We began by discussing the Sobolev spaces.   The Sobolev space W^k(M) on a compact manifold \(M\) is the space of functions whose first \(k\) derivatives (considered as distributions) belong to the Hilbert space \(L^2(M)\).  (In order to avoid an explicit discussion of distribution theory we gave in class an alternative, but equivalent, description which is based on Fourier analysis.)  These form a scale of spaces  (that is, \( W^{k+1}\subseteq W^k\) ) with the following key properties.

  • \( W^{k+s}\subseteq C^k \) whenever \(s> {\frac12}\dim M\);
  • A differential operator of order \(s\) extends to a bounded linear map \(W^{k+s}\to W^k\), for every \(k\);
  • The inclusion \(W^{k+\epsilon}\to W^k \) is a compact linear operator for every \(\epsilon>0\) (Rellich-Kondrakov theorem).

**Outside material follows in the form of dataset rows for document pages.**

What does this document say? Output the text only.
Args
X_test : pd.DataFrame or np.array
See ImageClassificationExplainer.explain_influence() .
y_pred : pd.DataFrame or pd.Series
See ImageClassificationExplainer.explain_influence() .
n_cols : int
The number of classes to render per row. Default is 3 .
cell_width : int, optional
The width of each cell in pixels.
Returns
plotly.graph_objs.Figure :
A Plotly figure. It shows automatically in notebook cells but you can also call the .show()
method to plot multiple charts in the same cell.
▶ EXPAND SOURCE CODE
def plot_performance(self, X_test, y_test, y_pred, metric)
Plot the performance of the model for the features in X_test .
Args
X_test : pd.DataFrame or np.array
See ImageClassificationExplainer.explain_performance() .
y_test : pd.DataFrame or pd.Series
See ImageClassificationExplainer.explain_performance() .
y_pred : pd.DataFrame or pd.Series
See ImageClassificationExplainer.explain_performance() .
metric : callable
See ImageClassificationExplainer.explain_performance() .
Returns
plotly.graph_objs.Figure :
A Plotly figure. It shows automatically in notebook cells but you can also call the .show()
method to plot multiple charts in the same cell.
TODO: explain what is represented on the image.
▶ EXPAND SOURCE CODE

As a result of the second bullet point we can define an operator of order \(\le s\) (not necessarily differential!) to be any linear map on smooth functions that extends to a continuous map \(W^{k+s}\to W^k \) for every \(k\).   Every differential operator of order \(\le s\) is an operator of order \(\le s\), but the converse is of course false.  In particular there exist “operators” of negative order.  That makes the following statement sensible.

Fundamental Elliptic Theorem  If \(D\) is elliptic differential of order \(s\), there exists \(Q\) of order \(-s\) such that

\[ I-DQ = R_1,\quad I-QD = R_2 \]

are smoothing operators (i.e. of order \(-\infty\)).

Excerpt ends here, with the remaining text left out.